Wells Fargo keeps disappointing investors, while trying to keep its sales people happy

Wells Fargo & Co. continued to disappoint investors with its earnings report released early Friday, but it still kept its sales people happy, as commissions and incentive pay increased while profit and revenue fell below expectations.

The stock WFC, -0.98% tumbled as much as 4.3% intraday, before paring losses to trade down 0.9% in afternoon trade. That puts the stock on track to decline on the day earnings were reported for the sixth-straight quarter, as well as for 11 of the past 12 quarters and 15 of the past 17.

Wells Fargo reported before Friday’s open second-quarter net earnings that fell to $5.19 billion, or 98 cents a share, from $5.86 billion, or $1.08 a share, in the same period a year ago, missing the FactSet consensus of $1.12 a share. Total revenue declined 2% to $21.55 billion, below the FactSet consensus of $21.68 billion. Read more about Wells Fargo’s results.

Net interest income rose 1% to $12.54 billion, mostly in line with the FactSet consensus of $12.55 billion, while non-interest income dropped 8% to $9.01 billion to below expectations of $9.21 billion.

While non-interest income fell, expenses rose 3%, as salaries increased 3% to $4.47 billion and commission and incentive compensation jumped 6% to $2.64 billion.

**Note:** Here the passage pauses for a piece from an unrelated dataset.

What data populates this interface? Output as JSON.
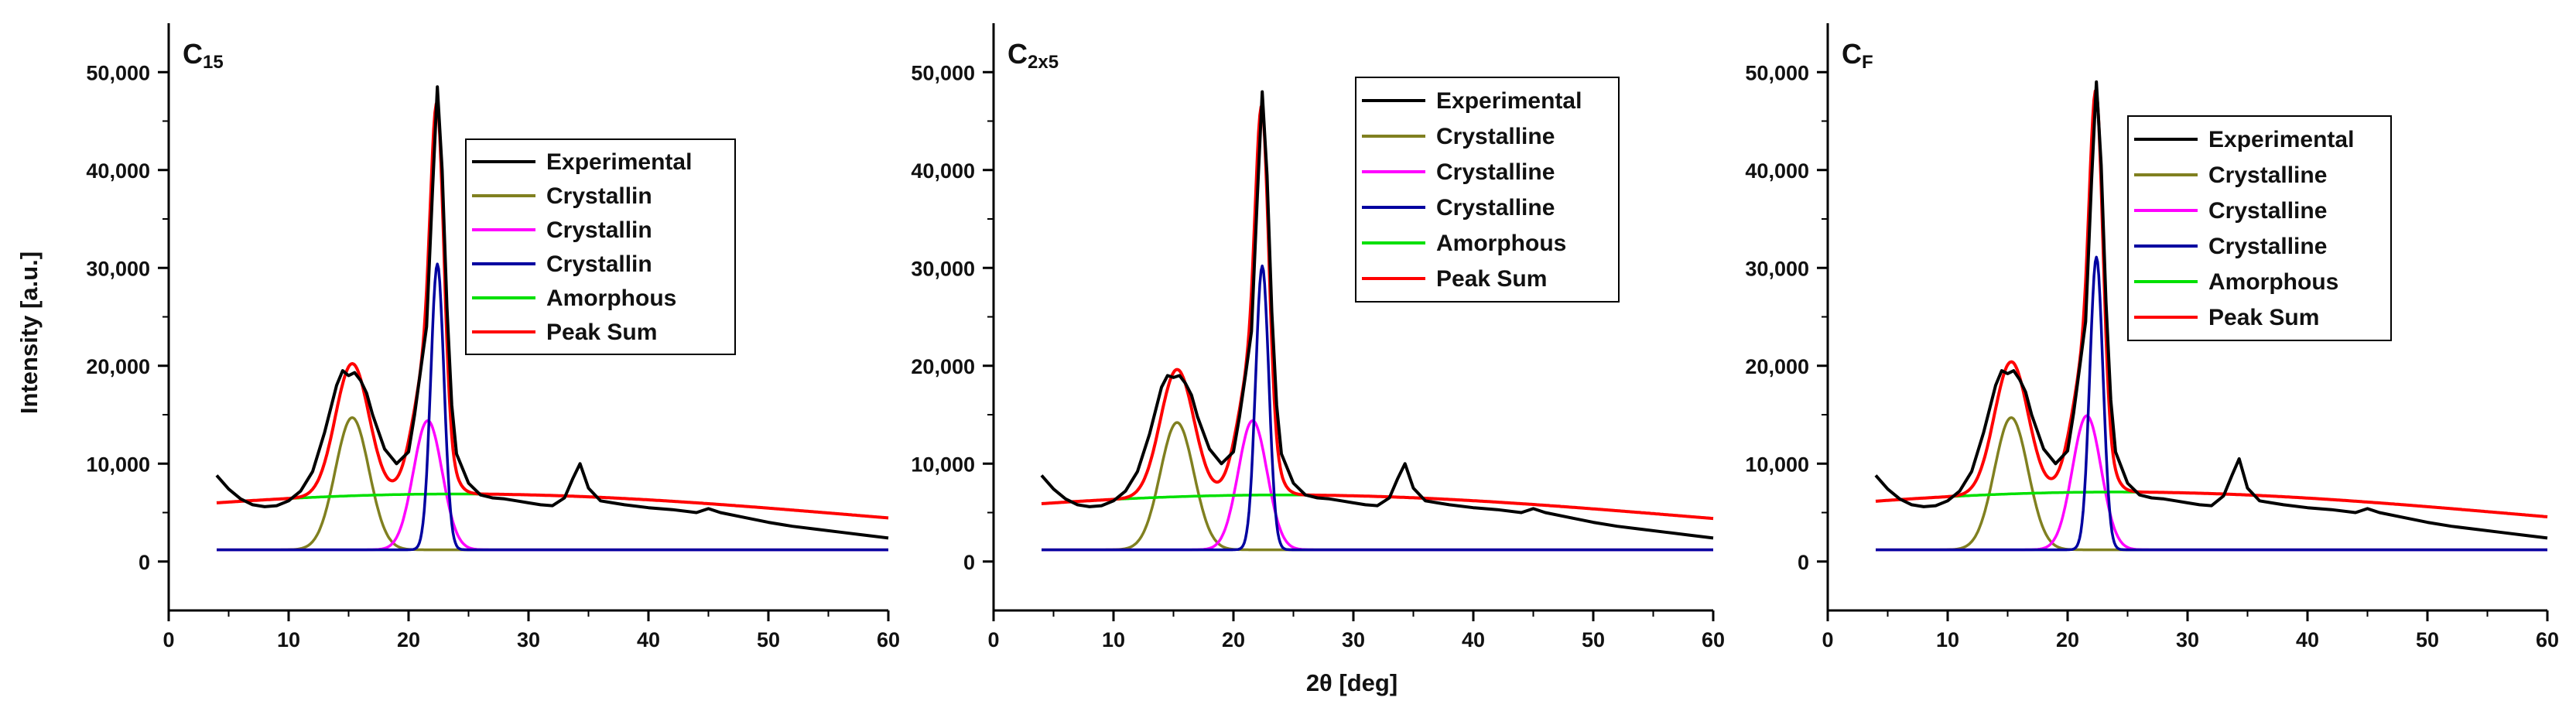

J.P. Gravitt, chief executive officer and head of research at independent market research company Market Realist, said one reason compensation keeps rising even though business is declining is that Wells Fargo still has a perception problem, not just with borrowers and investors, but also its own employees.

“What they’re having to do as a company, they’re having to work much harder to get business,” Gravitt said, “and they’re trying harder to retain good people.”

Wells Fargo has had a perception problem since the bank’s sales practice scandal surfaced two years ago and revealed that the bank had opened millions of unauthorized accounts, fueled by an incentive structure that included daily sales quotas and aggressive account-opening targets. Investigations that followed led to the Federal Reserve forcing the bank to oust board members and limit its growth.

Also read: Fed says Wells Fargo isn’t allowed to grow after wave of scandals.

The stock has lost 8.5% year to date and 0.1% over the past 12 months. In comparison, the SPDR Financial Select Sector exchange-traded fund XLF, -0.54% gained 7.7% over the past 12 months and the S&P 500 index SPX, +0.07% climbed 14%.